眼を見開きその手を振り払うべきだったろうか。
でも俺はそうしなかった。
そのまま死ぬのも良いかも、と思った。
目蓋を閉じたまま、俺は悲しいような期待するような不思議な感情があったような気がする。
……手の力が緩んだ。
暫く眠った振りのまま気配が消えるのを待った。
気配は隣に移った。
眼を開けるタイミングもなく再びまどろんでいると、玄関の方でドアが開けられた。
入って近づいて来る足音、「寝ちゃってるの」という母の声がした。
眼を開けて半身を起こすと、母は卓袱台の上に買ってきたカップのアイスを置いた。
同じように起き上がっている晃一と眼が合った。
この眠りの間に距離が開いてしまったかのような、そんな眼をしていた。
三人でソーダ・フレーバーの青いアイスを食べた後、晃一は言葉少なく挨拶をして帰宅した。
その日が夏の終わりだったかのように、新学期が始まると晃一はもう俺と話すことは無くなり、そうして別の級友らと過ごすようになり、俺はまた一人になった。
母はその日以来、友達を二度と家に招かなくなった俺のことを気にしていたようだった。
もともと俺が友達の少ないことを、どこかで自分が親として十分ではないからなどというような引け目を感じている節があったのだけど、その日以降から折に触れ「ごめんね」と口癖のように俺に謝まるようになった。
俺は母の悲しむような様子がいたたまれず、そんなことはないと言うのだけれど、沈んだ顔ばかりしていた。

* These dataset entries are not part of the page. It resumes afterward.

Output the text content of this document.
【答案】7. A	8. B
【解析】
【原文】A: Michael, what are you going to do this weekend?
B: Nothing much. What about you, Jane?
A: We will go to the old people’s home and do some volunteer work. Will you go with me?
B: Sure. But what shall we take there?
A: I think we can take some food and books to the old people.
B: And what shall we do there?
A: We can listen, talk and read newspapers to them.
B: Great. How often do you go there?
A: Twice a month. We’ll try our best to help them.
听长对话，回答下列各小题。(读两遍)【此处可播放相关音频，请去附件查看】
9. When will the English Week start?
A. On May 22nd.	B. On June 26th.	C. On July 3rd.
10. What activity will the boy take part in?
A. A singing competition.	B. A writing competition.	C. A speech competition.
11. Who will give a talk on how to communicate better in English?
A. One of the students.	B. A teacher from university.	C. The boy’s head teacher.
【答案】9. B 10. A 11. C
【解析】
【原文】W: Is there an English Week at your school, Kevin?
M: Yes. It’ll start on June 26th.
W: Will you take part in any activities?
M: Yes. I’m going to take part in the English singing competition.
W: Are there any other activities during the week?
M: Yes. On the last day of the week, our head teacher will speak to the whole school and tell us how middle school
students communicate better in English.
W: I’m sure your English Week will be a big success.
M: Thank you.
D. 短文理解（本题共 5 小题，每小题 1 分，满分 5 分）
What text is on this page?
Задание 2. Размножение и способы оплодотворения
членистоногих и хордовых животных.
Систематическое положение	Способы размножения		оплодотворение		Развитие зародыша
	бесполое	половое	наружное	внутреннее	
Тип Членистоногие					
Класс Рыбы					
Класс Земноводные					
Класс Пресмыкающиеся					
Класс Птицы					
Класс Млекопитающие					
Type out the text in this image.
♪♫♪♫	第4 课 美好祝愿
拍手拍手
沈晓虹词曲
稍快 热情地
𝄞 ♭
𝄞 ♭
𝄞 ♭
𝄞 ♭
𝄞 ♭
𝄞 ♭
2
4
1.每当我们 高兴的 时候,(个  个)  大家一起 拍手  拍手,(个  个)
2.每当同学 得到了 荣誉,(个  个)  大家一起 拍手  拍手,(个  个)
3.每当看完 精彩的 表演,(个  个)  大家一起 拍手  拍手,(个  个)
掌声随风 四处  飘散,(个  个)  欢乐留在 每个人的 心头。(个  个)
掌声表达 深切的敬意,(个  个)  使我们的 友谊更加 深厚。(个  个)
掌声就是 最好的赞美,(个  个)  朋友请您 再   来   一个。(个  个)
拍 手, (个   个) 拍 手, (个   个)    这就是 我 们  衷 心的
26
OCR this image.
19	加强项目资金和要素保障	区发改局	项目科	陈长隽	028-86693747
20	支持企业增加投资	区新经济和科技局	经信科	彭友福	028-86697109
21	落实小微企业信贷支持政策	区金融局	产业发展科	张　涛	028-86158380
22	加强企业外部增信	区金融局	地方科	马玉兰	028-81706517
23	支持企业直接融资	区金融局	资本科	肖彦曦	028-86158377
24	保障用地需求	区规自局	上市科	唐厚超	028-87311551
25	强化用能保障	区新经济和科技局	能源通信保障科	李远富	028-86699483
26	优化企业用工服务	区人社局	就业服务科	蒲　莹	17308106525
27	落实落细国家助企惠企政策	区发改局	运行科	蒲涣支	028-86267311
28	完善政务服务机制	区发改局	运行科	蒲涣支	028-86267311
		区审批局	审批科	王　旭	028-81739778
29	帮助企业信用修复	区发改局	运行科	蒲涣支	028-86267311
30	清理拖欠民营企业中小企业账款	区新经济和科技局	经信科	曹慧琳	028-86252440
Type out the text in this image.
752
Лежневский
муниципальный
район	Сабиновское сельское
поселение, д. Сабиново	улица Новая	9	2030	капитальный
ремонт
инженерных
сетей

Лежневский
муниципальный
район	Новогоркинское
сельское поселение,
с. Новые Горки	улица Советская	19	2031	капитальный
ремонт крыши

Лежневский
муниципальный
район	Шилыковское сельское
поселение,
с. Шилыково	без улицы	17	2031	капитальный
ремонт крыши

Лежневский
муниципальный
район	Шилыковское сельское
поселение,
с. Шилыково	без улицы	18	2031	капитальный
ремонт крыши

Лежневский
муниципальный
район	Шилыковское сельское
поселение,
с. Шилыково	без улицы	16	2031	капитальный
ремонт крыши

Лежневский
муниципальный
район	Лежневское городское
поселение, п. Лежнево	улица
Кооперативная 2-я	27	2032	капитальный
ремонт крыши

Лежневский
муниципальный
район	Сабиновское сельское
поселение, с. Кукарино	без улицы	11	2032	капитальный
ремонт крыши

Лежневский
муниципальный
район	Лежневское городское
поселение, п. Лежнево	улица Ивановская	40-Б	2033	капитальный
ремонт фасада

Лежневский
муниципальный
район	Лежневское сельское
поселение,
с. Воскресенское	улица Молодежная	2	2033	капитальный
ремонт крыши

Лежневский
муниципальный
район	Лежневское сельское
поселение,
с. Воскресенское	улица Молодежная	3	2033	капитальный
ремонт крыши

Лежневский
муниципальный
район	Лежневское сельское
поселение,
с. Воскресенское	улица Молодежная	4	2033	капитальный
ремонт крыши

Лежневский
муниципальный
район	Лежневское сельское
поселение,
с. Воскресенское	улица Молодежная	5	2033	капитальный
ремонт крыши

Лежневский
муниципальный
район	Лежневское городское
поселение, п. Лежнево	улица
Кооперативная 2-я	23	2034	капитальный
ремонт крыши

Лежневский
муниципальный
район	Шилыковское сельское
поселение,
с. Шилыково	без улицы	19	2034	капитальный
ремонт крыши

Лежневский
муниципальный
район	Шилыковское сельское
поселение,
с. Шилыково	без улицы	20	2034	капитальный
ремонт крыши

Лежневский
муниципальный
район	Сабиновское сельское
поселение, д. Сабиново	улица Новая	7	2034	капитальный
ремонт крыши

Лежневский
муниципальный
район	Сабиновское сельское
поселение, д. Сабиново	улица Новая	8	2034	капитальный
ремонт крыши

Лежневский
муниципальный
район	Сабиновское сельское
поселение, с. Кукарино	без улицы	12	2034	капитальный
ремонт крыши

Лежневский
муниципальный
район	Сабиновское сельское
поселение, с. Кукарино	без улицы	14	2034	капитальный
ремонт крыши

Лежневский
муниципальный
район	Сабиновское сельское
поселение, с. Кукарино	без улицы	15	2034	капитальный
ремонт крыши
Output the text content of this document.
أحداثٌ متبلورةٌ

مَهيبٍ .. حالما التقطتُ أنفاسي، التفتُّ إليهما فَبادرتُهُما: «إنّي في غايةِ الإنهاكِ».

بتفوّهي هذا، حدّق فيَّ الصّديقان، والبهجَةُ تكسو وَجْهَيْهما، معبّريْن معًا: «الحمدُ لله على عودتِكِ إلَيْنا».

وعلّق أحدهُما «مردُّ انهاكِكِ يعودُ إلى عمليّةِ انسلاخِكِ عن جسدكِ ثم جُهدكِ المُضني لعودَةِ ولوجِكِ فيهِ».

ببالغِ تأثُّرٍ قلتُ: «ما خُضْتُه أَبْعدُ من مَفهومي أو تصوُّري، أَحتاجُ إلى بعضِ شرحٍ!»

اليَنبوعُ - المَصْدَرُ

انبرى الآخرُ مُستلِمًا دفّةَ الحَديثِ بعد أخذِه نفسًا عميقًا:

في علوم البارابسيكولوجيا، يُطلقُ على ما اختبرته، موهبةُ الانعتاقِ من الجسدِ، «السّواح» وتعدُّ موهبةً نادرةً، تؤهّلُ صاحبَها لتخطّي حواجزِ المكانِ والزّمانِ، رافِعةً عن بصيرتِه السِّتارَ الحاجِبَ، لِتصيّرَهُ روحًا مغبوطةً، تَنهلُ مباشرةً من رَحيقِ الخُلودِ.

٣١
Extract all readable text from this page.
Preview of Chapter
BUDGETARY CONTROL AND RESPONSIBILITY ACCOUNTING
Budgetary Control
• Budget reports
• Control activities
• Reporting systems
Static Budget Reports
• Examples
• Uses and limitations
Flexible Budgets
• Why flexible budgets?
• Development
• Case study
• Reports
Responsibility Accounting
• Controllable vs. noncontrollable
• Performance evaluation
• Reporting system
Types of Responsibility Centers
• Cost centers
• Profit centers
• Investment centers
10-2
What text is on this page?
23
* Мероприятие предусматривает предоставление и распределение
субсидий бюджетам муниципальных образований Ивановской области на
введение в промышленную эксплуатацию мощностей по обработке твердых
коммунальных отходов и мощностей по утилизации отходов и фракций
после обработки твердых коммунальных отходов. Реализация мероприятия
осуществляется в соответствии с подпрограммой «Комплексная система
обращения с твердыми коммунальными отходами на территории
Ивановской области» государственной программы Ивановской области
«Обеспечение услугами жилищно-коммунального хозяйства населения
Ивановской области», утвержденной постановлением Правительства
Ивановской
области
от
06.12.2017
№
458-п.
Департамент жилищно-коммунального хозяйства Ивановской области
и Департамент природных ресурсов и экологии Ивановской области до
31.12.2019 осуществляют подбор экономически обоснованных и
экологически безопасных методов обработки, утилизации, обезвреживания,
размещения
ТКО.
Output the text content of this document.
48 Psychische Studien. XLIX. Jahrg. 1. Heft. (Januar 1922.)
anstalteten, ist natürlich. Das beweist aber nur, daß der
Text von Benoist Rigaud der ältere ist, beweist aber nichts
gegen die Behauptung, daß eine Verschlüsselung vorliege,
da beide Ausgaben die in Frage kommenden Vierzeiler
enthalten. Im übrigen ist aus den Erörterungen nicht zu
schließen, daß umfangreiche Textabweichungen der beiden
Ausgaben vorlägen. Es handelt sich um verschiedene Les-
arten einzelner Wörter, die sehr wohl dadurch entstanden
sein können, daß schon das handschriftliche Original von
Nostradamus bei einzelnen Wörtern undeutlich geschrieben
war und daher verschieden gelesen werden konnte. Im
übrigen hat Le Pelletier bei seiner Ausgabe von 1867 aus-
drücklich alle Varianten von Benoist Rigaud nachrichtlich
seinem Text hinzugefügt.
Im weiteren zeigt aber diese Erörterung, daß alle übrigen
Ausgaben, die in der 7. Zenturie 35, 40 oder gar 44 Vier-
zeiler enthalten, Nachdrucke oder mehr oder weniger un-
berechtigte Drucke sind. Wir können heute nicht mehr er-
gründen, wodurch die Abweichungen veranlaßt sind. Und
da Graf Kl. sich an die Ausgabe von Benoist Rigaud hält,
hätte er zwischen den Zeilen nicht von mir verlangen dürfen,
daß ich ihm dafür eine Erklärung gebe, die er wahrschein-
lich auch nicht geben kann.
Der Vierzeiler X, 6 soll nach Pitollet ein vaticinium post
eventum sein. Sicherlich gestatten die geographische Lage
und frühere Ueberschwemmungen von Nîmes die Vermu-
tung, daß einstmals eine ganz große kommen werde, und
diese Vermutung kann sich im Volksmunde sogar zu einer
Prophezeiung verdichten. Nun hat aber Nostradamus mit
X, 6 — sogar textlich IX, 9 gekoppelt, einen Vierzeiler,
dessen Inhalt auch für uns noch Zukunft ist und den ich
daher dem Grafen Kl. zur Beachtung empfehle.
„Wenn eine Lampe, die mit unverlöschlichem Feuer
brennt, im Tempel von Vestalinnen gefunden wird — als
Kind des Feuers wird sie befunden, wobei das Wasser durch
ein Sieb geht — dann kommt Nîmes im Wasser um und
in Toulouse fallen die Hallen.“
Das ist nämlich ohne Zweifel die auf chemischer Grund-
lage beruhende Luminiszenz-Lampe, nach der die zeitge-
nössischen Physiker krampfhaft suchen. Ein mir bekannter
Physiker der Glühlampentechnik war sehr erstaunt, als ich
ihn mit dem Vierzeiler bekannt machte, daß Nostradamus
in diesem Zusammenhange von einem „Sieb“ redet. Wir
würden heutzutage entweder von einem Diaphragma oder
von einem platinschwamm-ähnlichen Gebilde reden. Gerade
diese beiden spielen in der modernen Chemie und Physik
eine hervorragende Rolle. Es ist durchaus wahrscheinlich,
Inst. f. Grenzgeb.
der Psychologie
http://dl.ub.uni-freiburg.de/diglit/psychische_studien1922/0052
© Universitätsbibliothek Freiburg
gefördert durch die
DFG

俺は高校を卒業し働くようになったが、十分な親孝行をする前に、ある年に母は体調を崩しあっけなく旅立ってしまった。
俺は本当の一人ぼっちになったわけだ。
晃一は何で俺を殺そうとしたのだろう、それをずっと考えても分からず、今でもまだ考えている。
晃一は俺よりも普通の級友らとの日常を選んだのだろうか。
俺といることで、学校での立場がやはり微妙なことになっていたのだろうか。
いつからか、俺のことが邪魔になっていたのだろうか。
だから魔が差したように、睡る無防備な俺を見て縊り殺してみようかと思ったのではないか。
何の準備も計画もなく、ほとんど夢のように俺の首に手をかけたのだとすれば。
それならばそれで良い。
もともと一人だった俺にとっては、元に戻るだけのこと。
俺はこれまでも、これからも一人のままだ。